I don't know. I think one reason is that being an adult is scary. Brendan and I talk about having a dual role as teachers: we teach students to write, but also, we prepare them for the real adult world, which is sometimes a confusing, unjust, chaotic place. On the best day, we want to get across: I was where you are. Things may be hard, but you can get past it. It's easy for me to convey that to my students, after all, I'm nearly a decade past most of them in life--remember, I have lots of dual credit high school students, but of course, I'm still fighting my own battles, one of them being anxiety, and there is no magic mentor on my end to convince me things will be okay. Brendan may help play this role, but ultimately, the magic mentor must be me: I must convince myself.
I can be stubborn. Anyone who knows me knows this is true. I set my mind to something, and that's it. Part of coping with anxiety is learning how to change your mind. Ouch, that's really hard for me.

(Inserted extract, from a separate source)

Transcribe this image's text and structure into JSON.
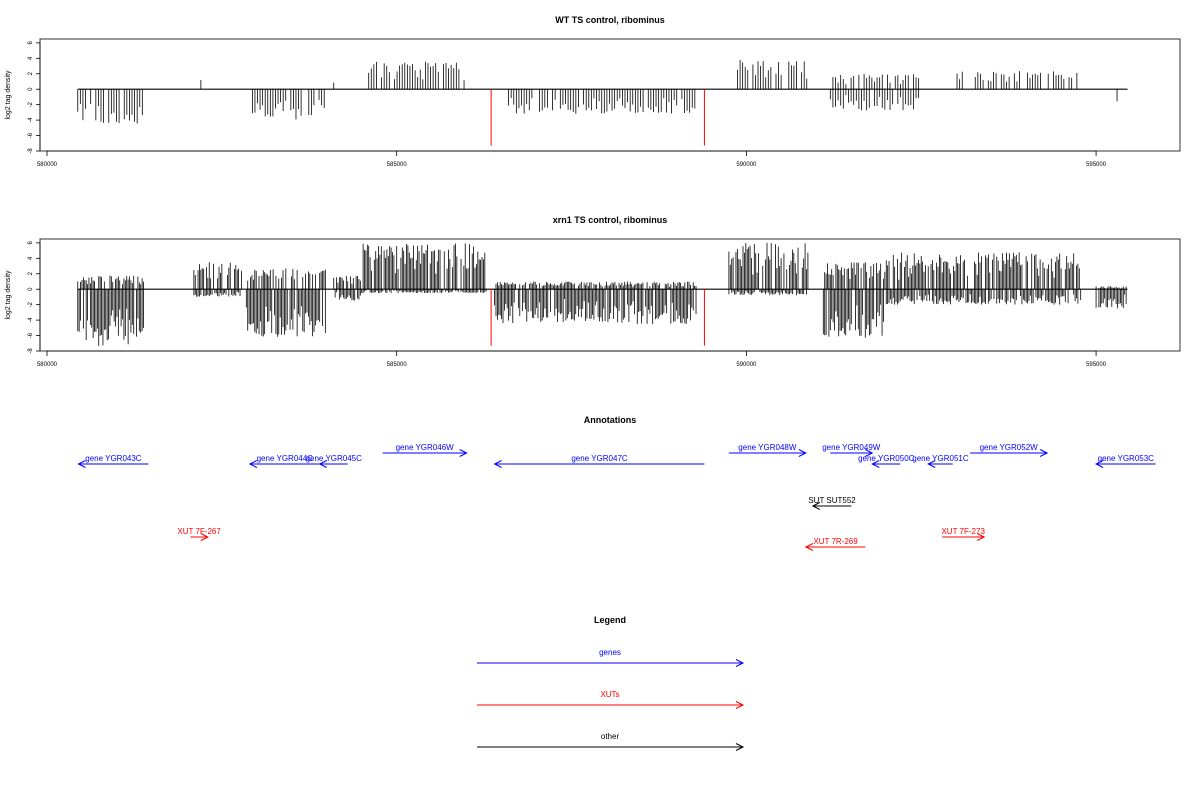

I wanted to cry in the grocery store. Here I am, stocking up on groceries for a week, and a senseless ticket (it was for not having an updated address on my license--the address is where I still can receive mail, at my parents) costs more than a week's worth of food. I felt myself fighting back tears. I was under-rested and overstressed, but I also realized only I could take control of the situation. I focused on all the amazing good, healthy food we were buying. If we can afford to provide this kind of nourishment for ourselves, surely we're doing okay. One ticket won't change our lives. And it could happen to anyone, especially anyone that drives as much as I do (384 miles a week to and from work alone). My anxiety didn't conquer me. I didn't crumble over a violation I didn't even know I had committed; Instead, I just told myself I would deal with it by adding it to my list of to-dos and moving on with my day.
And a good day it was. I did all my to-dos and even saved Brendan and I $150 on our internet service. You can't win every battle with the world, nor every battle with anxiety, but for today it was Stacy 1, Anxiety none.